The company pointed out several key benefits of cultivating a reading habit:
- Self-discovery and character building: Reading expands horizons, offers new perspectives, and helps students shape their inner compass. As one TotalEnergies spokesperson put it: “the few who put in the effort to read develop a new and different hindsight every day.”
- Critical thinking and adaptability: In a rapidly changing world, rote learning is no longer sufficient. Students must engage with ideas, question assumptions, and draw connections—skills nurtured through consistent reading.
- Career readiness and global competitiveness: With Nigeria’s youth bulge and globalised economy, students who develop strong reading habits are better positioned to succeed in diverse fields and contexts.
- Resisting distraction and shallow engagement: In an environment where digital distractions threaten concentration, reading becomes a counter-weight—one that builds focus and depth of thought.
By promoting a “reading culture”, TotalEnergies is implicitly asking students to treat reading as a daily routine, not a once-in-a-while event. It’s an invitation to anchor purposeful learning in the simple but profound act of opening a book.
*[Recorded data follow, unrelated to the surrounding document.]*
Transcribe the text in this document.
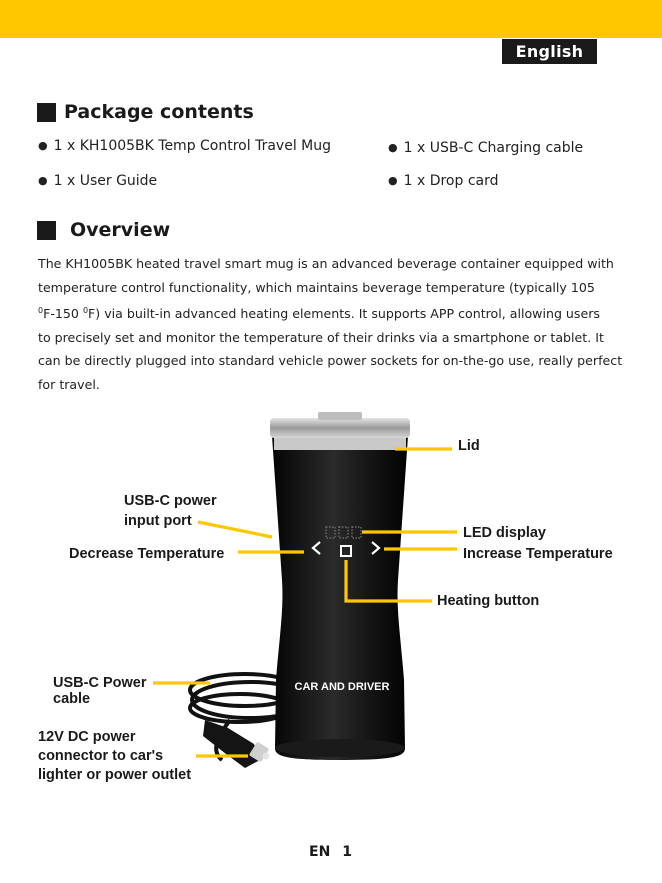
English
Package contents
● 1 x KH1005BK Temp Control Travel Mug	● 1 x USB-C Charging cable
● 1 x User Guide	● 1 x Drop card
Overview
The KH1005BK heated travel smart mug is an advanced beverage container equipped with
temperature control functionality, which maintains beverage temperature (typically 105
$^0$F-150 $^0$F) via built-in advanced heating elements. It supports APP control, allowing users
to precisely set and monitor the temperature of their drinks via a smartphone or tablet. It
can be directly plugged into standard vehicle power sockets for on-the-go use, really perfect
for travel.
CAR AND DRIVER
Lid
USB-C power
input port
Decrease Temperature
LED display
Increase Temperature
Heating button
USB-C Power
cable
12V DC power
connector to car's
lighter or power outlet
EN 1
What Students and Schools Should Do Now
TotalEnergies didn’t leave students adrift with lofty words—it offered practical guidance and a framework for action. Here are the key take-aways re-cast for Nigerian schools and students:
- Choose books with intention. Instead of defaulting to whatever is trendy or easily available, pick books that align with your future ambitions and values. TotalEnergies encouraged students to identify who they hope to become—and then read accordingly.
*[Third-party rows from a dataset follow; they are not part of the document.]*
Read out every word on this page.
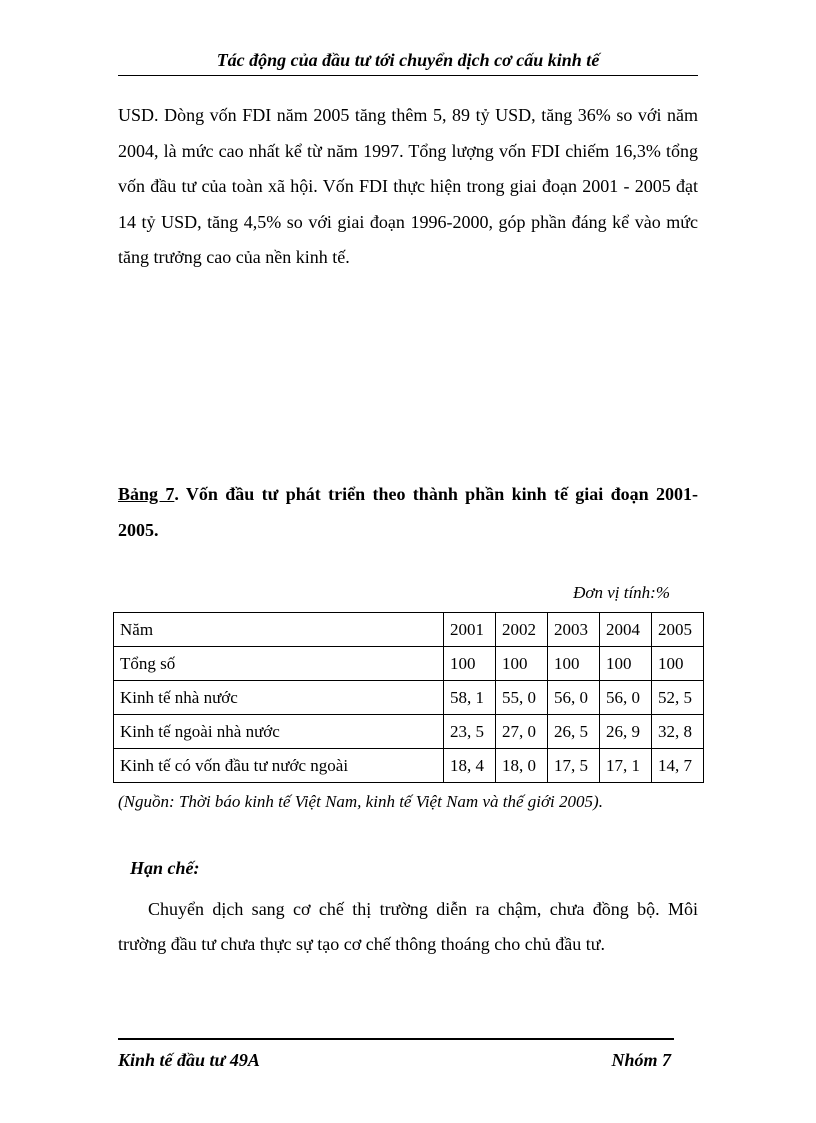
Tác động của đầu tư tới chuyển dịch cơ cấu kinh tế

USD. Dòng vốn FDI năm 2005 tăng thêm 5, 89 tỷ USD, tăng 36% so với năm 2004, là mức cao nhất kể từ năm 1997. Tổng lượng vốn FDI chiếm 16,3% tổng vốn đầu tư của toàn xã hội. Vốn FDI thực hiện trong giai đoạn 2001 - 2005 đạt 14 tỷ USD, tăng 4,5% so với giai đoạn 1996-2000, góp phần đáng kể vào mức tăng trưởng cao của nền kinh tế.

Bảng 7. Vốn đầu tư phát triển theo thành phần kinh tế giai đoạn 2001-2005.
Đơn vị tính:%
Năm	2001	2002	2003	2004	2005
Tổng số	100	100	100	100	100
Kinh tế nhà nước	58, 1	55, 0	56, 0	56, 0	52, 5
Kinh tế ngoài nhà nước	23, 5	27, 0	26, 5	26, 9	32, 8
Kinh tế có vốn đầu tư nước ngoài	18, 4	18, 0	17, 5	17, 1	14, 7
(Nguồn: Thời báo kinh tế Việt Nam, kinh tế Việt Nam và thế giới 2005).
Hạn chế:

Chuyển dịch sang cơ chế thị trường diễn ra chậm, chưa đồng bộ. Môi trường đầu tư chưa thực sự tạo cơ chế thông thoáng cho chủ đầu tư.

Kinh tế đầu tư 49A	Nhóm 7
- Read daily and diversify your reading list. Make reading a habit, not an event. Rotate genres—fiction, biography, essays, science, history—to build breadth of thought.
- Discuss and apply what you read. Being part of a book club, group discussion, or school reading forum helps internalise reading. One student quoted said the event helped them understand how to connect literature with real-life choices.
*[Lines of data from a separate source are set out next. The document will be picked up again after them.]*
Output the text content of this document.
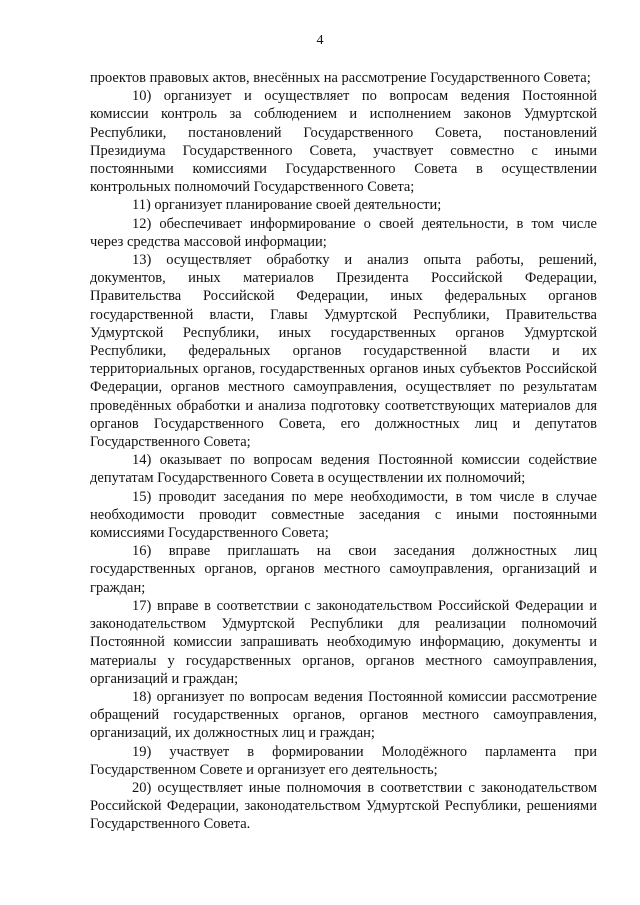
4

проектов правовых актов, внесённых на рассмотрение Государственного Совета;

10) организует и осуществляет по вопросам ведения Постоянной комиссии контроль за соблюдением и исполнением законов Удмуртской Республики, постановлений Государственного Совета, постановлений Президиума Государственного Совета, участвует совместно с иными постоянными комиссиями Государственного Совета в осуществлении контрольных полномочий Государственного Совета;

11) организует планирование своей деятельности;

12) обеспечивает информирование о своей деятельности, в том числе через средства массовой информации;

13) осуществляет обработку и анализ опыта работы, решений, документов, иных материалов Президента Российской Федерации, Правительства Российской Федерации, иных федеральных органов государственной власти, Главы Удмуртской Республики, Правительства Удмуртской Республики, иных государственных органов Удмуртской Республики, федеральных органов государственной власти и их территориальных органов, государственных органов иных субъектов Российской Федерации, органов местного самоуправления, осуществляет по результатам проведённых обработки и анализа подготовку соответствующих материалов для органов Государственного Совета, его должностных лиц и депутатов Государственного Совета;

14) оказывает по вопросам ведения Постоянной комиссии содействие депутатам Государственного Совета в осуществлении их полномочий;

15) проводит заседания по мере необходимости, в том числе в случае необходимости проводит совместные заседания с иными постоянными комиссиями Государственного Совета;

16) вправе приглашать на свои заседания должностных лиц государственных органов, органов местного самоуправления, организаций и граждан;

17) вправе в соответствии с законодательством Российской Федерации и законодательством Удмуртской Республики для реализации полномочий Постоянной комиссии запрашивать необходимую информацию, документы и материалы у государственных органов, органов местного самоуправления, организаций и граждан;

18) организует по вопросам ведения Постоянной комиссии рассмотрение обращений государственных органов, органов местного самоуправления, организаций, их должностных лиц и граждан;

19) участвует в формировании Молодёжного парламента при Государственном Совете и организует его деятельность;

20) осуществляет иные полномочия в соответствии с законодательством Российской Федерации, законодательством Удмуртской Республики, решениями Государственного Совета.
- Leverage support systems. Schools should create reading corners, book clubs, and open-day forums (much like TotalEnergies’ own scheme). Parents and teachers should actively encourage and monitor reading habits.
- Link reading with career aspirations and personal growth. Ask: What kind of person do I want to be? What do I want to achieve? Then find books that illuminate that path. TotalEnergies underscored that the “Book of the Year” selected by the company was meant to help students identify themes of purpose.
- Use technology wisely, but don’t let it replace deep reading. E-books and digital devices were mentioned as helpful, but the emphasis remains on focused reading rather than passive scrolling.
For schools, the challenge is to build supporting infrastructure, including well-stocked libraries, comfortable reading spaces, incentives for reading participation, and reinforcement of reading culture across the curriculum. For students, it is about cultivating discipline: choosing to read when it’s easier to distract, choosing depth over superficial engagement, choosing purpose over passivity.

Conclusion
It’s refreshing to see a blue-chip company like TotalEnergies investing in the less glamorous, but utterly foundational, domain of reading culture. Beyond drills, textbooks and exam cramming, there lies the deeper terrain of lifelong learning, character formation and purposeful ambition.
In Nigeria’s fast-changing education landscape, where resources may be stretched and distractions plentiful, the call to embrace reading culture is more timely than ever. When students take up that call—making reading an everyday habit, aligning their reading with who they want to become—they gain not just knowledge but agency. They hold in their hands a kind of passport to the future.